I have been working with a client on and off for a while with there voice equipment. Today they lost a site on there shiny new MPLS wan that they purchased.(we supported this change cost went way down) Before they had point to point links coming back to some cisco 7200's. Anyways they lost 2 sites today and there wasn't anything we could do about it as it was a problem in the MPLS cloud and we had to wait for the provider to fix it. When I tried to explain to him that he outsourced his WAN, I saw the light bulb go off in his head. Just a funny experience I had today. There are pro's and con's off all type of technologies.

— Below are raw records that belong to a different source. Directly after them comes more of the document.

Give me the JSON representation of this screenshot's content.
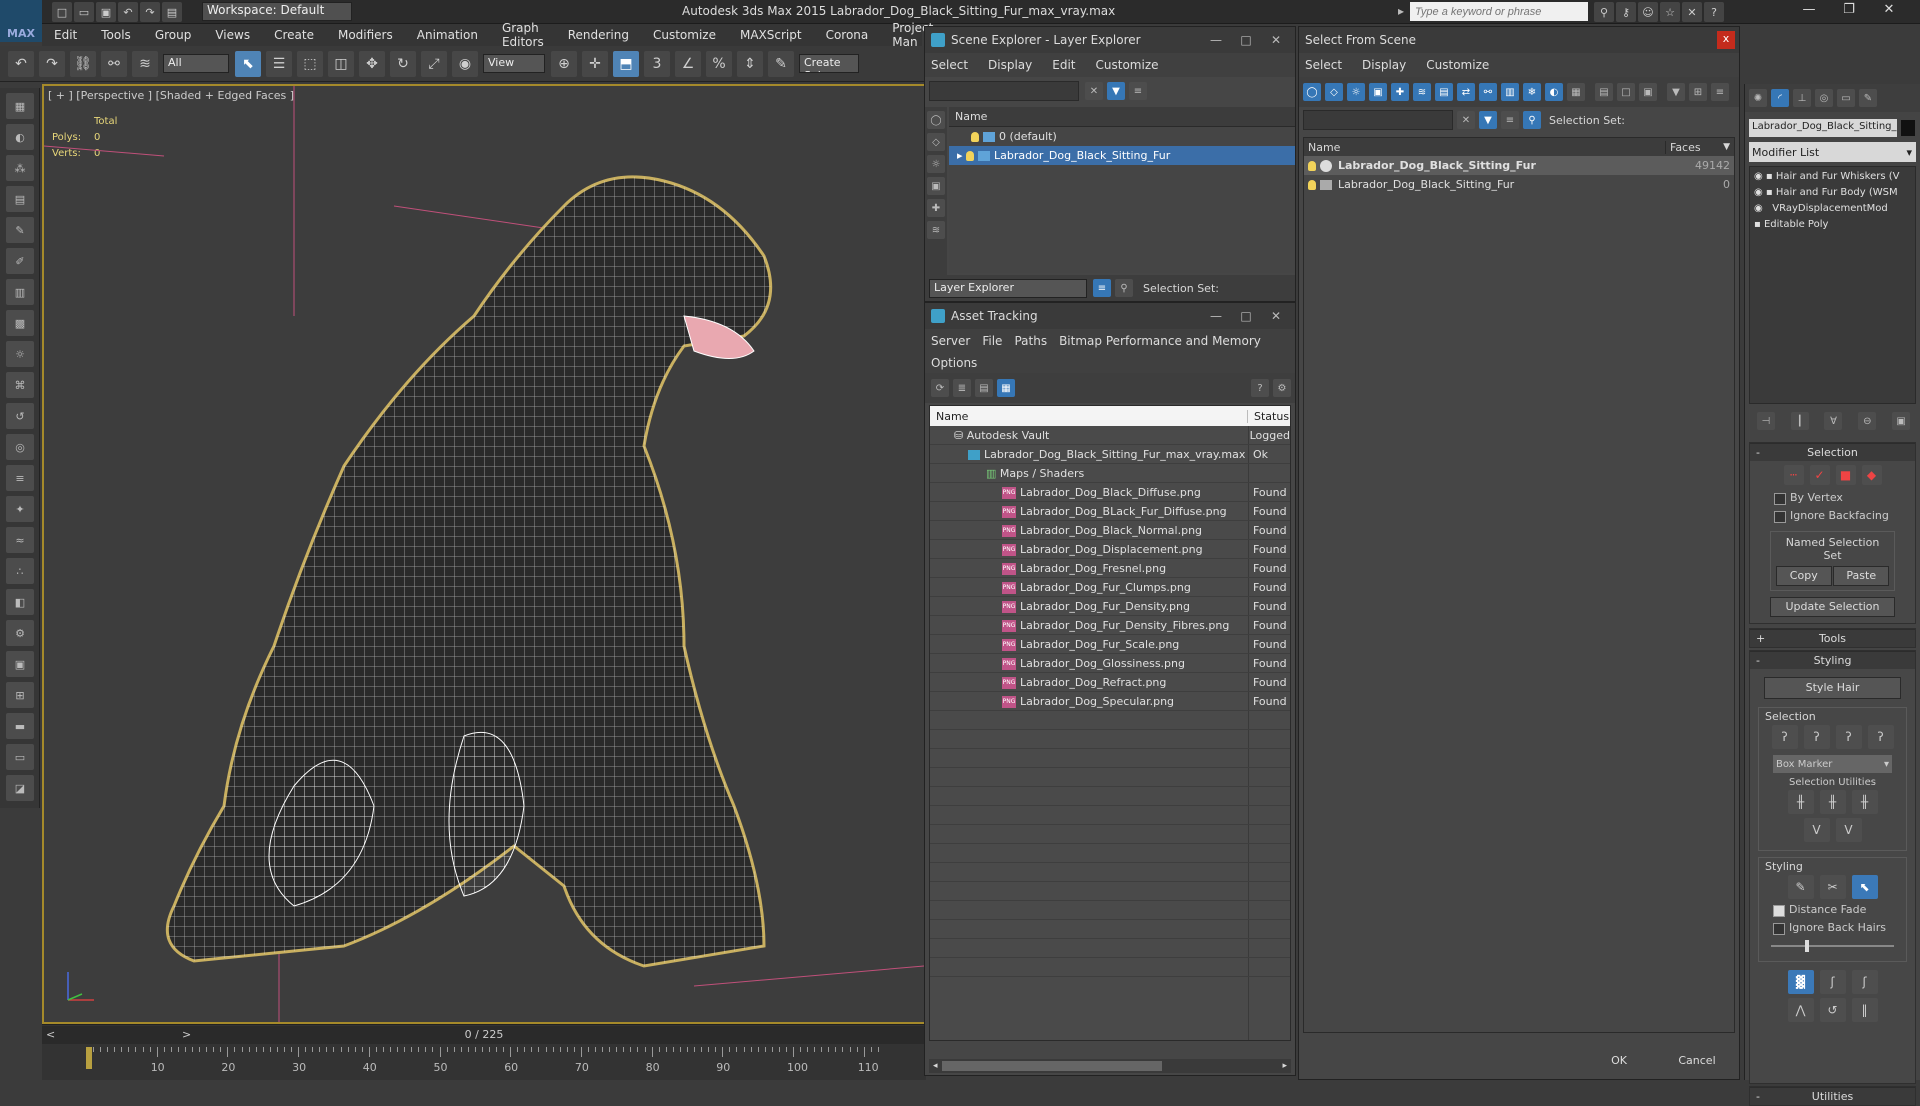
{
  "app": {
    "title": "Autodesk 3ds Max  2015    Labrador_Dog_Black_Sitting_Fur_max_vray.max",
    "logo": "MAX",
    "workspace": "Workspace: Default",
    "search_placeholder": "Type a keyword or phrase"
  },
  "menu": [
    "Edit",
    "Tools",
    "Group",
    "Views",
    "Create",
    "Modifiers",
    "Animation",
    "Graph Editors",
    "Rendering",
    "Customize",
    "MAXScript",
    "Corona",
    "Project Man"
  ],
  "toolbar": {
    "selection_filter": "All",
    "ref_coord": "View",
    "snap_3": "3",
    "create_sel": "Create Selec"
  },
  "viewport": {
    "label": "[ + ] [Perspective ] [Shaded + Edged Faces ]",
    "stats_total": "Total",
    "polys_label": "Polys:",
    "polys_value": "0",
    "verts_label": "Verts:",
    "verts_value": "0"
  },
  "timeline": {
    "frame": "0 / 225",
    "ticks": [
      "10",
      "20",
      "30",
      "40",
      "50",
      "60",
      "70",
      "80",
      "90",
      "100",
      "110"
    ]
  },
  "scene_explorer": {
    "title": "Scene Explorer - Layer Explorer",
    "menu": [
      "Select",
      "Display",
      "Edit",
      "Customize"
    ],
    "col_name": "Name",
    "rows": [
      {
        "name": "0 (default)"
      },
      {
        "name": "Labrador_Dog_Black_Sitting_Fur"
      }
    ],
    "footer_dropdown": "Layer Explorer",
    "footer_selset": "Selection Set:"
  },
  "asset_tracking": {
    "title": "Asset Tracking",
    "menu": [
      "Server",
      "File",
      "Paths",
      "Bitmap Performance and Memory"
    ],
    "menu2": "Options",
    "col_name": "Name",
    "col_status": "Status",
    "vault": {
      "name": "Autodesk Vault",
      "status": "Logged"
    },
    "file": {
      "name": "Labrador_Dog_Black_Sitting_Fur_max_vray.max",
      "status": "Ok"
    },
    "group": "Maps / Shaders",
    "maps": [
      {
        "name": "Labrador_Dog_Black_Diffuse.png",
        "status": "Found"
      },
      {
        "name": "Labrador_Dog_BLack_Fur_Diffuse.png",
        "status": "Found"
      },
      {
        "name": "Labrador_Dog_Black_Normal.png",
        "status": "Found"
      },
      {
        "name": "Labrador_Dog_Displacement.png",
        "status": "Found"
      },
      {
        "name": "Labrador_Dog_Fresnel.png",
        "status": "Found"
      },
      {
        "name": "Labrador_Dog_Fur_Clumps.png",
        "status": "Found"
      },
      {
        "name": "Labrador_Dog_Fur_Density.png",
        "status": "Found"
      },
      {
        "name": "Labrador_Dog_Fur_Density_Fibres.png",
        "status": "Found"
      },
      {
        "name": "Labrador_Dog_Fur_Scale.png",
        "status": "Found"
      },
      {
        "name": "Labrador_Dog_Glossiness.png",
        "status": "Found"
      },
      {
        "name": "Labrador_Dog_Refract.png",
        "status": "Found"
      },
      {
        "name": "Labrador_Dog_Specular.png",
        "status": "Found"
      }
    ],
    "png_badge": "PNG"
  },
  "select_from_scene": {
    "title": "Select From Scene",
    "close": "x",
    "menu": [
      "Select",
      "Display",
      "Customize"
    ],
    "selset": "Selection Set:",
    "col_name": "Name",
    "col_faces": "Faces",
    "rows": [
      {
        "name": "Labrador_Dog_Black_Sitting_Fur",
        "faces": "49142"
      },
      {
        "name": "Labrador_Dog_Black_Sitting_Fur",
        "faces": "0"
      }
    ],
    "ok": "OK",
    "cancel": "Cancel"
  },
  "command_panel": {
    "object_name": "Labrador_Dog_Black_Sitting_",
    "modifier_list": "Modifier List",
    "stack": [
      "Hair and Fur Whiskers (V",
      "Hair and Fur Body (WSM",
      "VRayDisplacementMod",
      "Editable Poly"
    ],
    "selection_header": "Selection",
    "by_vertex": "By Vertex",
    "ignore_backfacing": "Ignore Backfacing",
    "named_sel_set": "Named Selection Set",
    "copy": "Copy",
    "paste": "Paste",
    "update_selection": "Update Selection",
    "tools_header": "Tools",
    "styling_header": "Styling",
    "style_hair": "Style Hair",
    "selection_sub": "Selection",
    "box_marker": "Box Marker",
    "selection_utilities": "Selection Utilities",
    "styling_sub": "Styling",
    "distance_fade": "Distance Fade",
    "ignore_back_hairs": "Ignore Back Hairs",
    "utilities": "Utilities"
  }
}
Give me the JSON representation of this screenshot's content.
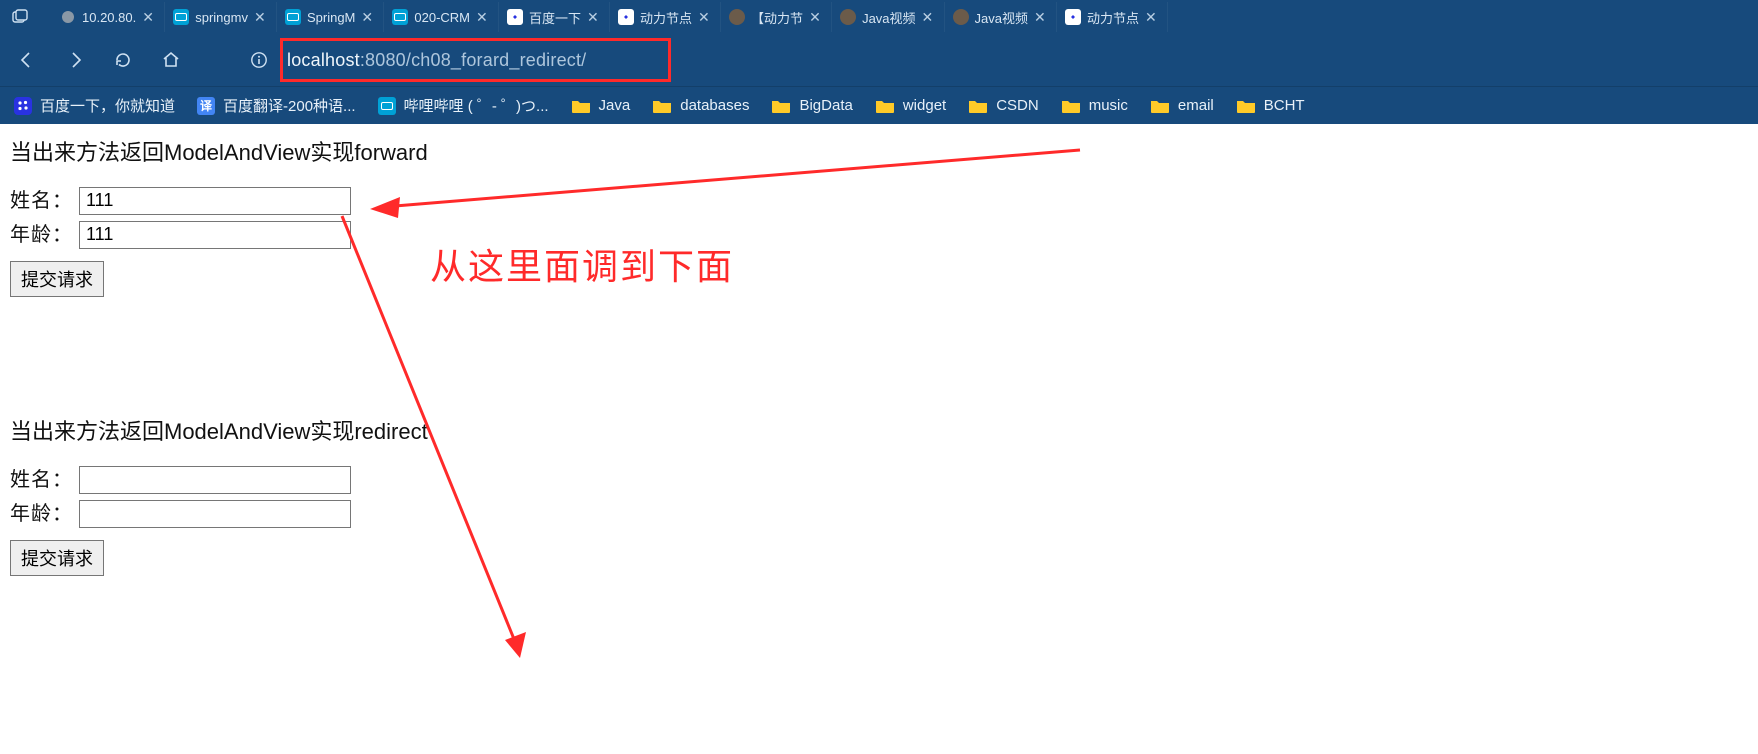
{
  "browser": {
    "tabs": [
      {
        "title": "10.20.80.",
        "icon": "lock-grey"
      },
      {
        "title": "springmv",
        "icon": "bili"
      },
      {
        "title": "SpringM",
        "icon": "bili"
      },
      {
        "title": "020-CRM",
        "icon": "bili"
      },
      {
        "title": "百度一下",
        "icon": "baidu"
      },
      {
        "title": "动力节点",
        "icon": "baidu"
      },
      {
        "title": "【动力节",
        "icon": "csdn"
      },
      {
        "title": "Java视频",
        "icon": "csdn"
      },
      {
        "title": "Java视频",
        "icon": "csdn"
      },
      {
        "title": "动力节点",
        "icon": "baidu"
      }
    ],
    "url": {
      "host": "localhost",
      "port_path": ":8080/ch08_forard_redirect/"
    },
    "bookmarks": [
      {
        "label": "百度一下，你就知道",
        "icon": "baidu-bm"
      },
      {
        "label": "百度翻译-200种语...",
        "icon": "trans"
      },
      {
        "label": "哔哩哔哩 ( ゜- ゜)つ...",
        "icon": "bili"
      },
      {
        "label": "Java",
        "icon": "folder"
      },
      {
        "label": "databases",
        "icon": "folder"
      },
      {
        "label": "BigData",
        "icon": "folder"
      },
      {
        "label": "widget",
        "icon": "folder"
      },
      {
        "label": "CSDN",
        "icon": "folder"
      },
      {
        "label": "music",
        "icon": "folder"
      },
      {
        "label": "email",
        "icon": "folder"
      },
      {
        "label": "BCHT",
        "icon": "folder"
      }
    ]
  },
  "page": {
    "section1": {
      "heading": "当出来方法返回ModelAndView实现forward",
      "name_label": "姓名：",
      "name_value": "111",
      "age_label": "年龄：",
      "age_value": "111",
      "submit": "提交请求"
    },
    "section2": {
      "heading": "当出来方法返回ModelAndView实现redirect",
      "name_label": "姓名：",
      "name_value": "",
      "age_label": "年龄：",
      "age_value": "",
      "submit": "提交请求"
    },
    "annotation": "从这里面调到下面"
  }
}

It sometimes just takes time for it to synch into peoples head.
Currently Reading

CUCM SRND 9x/10, UCCX SRND 10x, QOS SRND, SIP Trunking Guide, anything contact center related

Comments

  • darkerzdarkerz Member Posts: 431 ■■■■□□□□□□
    MPLS is just a poor term Telco's use to sell you VRF/L3VPN on their side.
    :twisted:
  • shodownshodown Member Posts: 2,271
    at 1st I didn't like MPLS from the standpoint that you loose a lot of control on your wan. Then when I started to see the benifits calling and getting more bandwidth on the fly if available. You can have a serial connection at one site. Frame at another, and ethernet at another and it all works. VRF's if you need seperation. All in all the PRO's outweigh the cons for me.
    Currently Reading

    CUCM SRND 9x/10, UCCX SRND 10x, QOS SRND, SIP Trunking Guide, anything contact center related
  • down77down77 Member Posts: 1,009
    This is why you always have a backup connection for your remote sites. A while back I had a hard time talking a client into fail over connectivity since they swore the MPLS would never go down. After a "minor" provider failure that prevented automatic credit card processing for 2 days, they decided to call back and take us up on our offer to help implement a secondary method (DMVPN in this case).
    CCIE Sec: Starting Nov 11
  • shodownshodown Member Posts: 2,271
    DMVPN is becoming one of my favorite topics these days. No longer do we have to rely on IPSEC tunnels coming up then not being able to reach all sites because someone forgot to add in new routes, or for you old guys ISDN backup. My only complaint is that DMVPN it not supported on ASA's??????
    Currently Reading

    CUCM SRND 9x/10, UCCX SRND 10x, QOS SRND, SIP Trunking Guide, anything contact center related
  • down77down77 Member Posts: 1,009
    Not yet you mean! DMVPN is supposed to be on the road map for the latest gen of ASA gear (5512-x, 5515-x, 5525-x, etc) but we shall see if/when that actually happens or not.

    I actually work with a lot of companies who have ISDN as backup connectivity for retail stores or branch connectivity. It makes for some interesting traffic engineering anytime you have routing changes.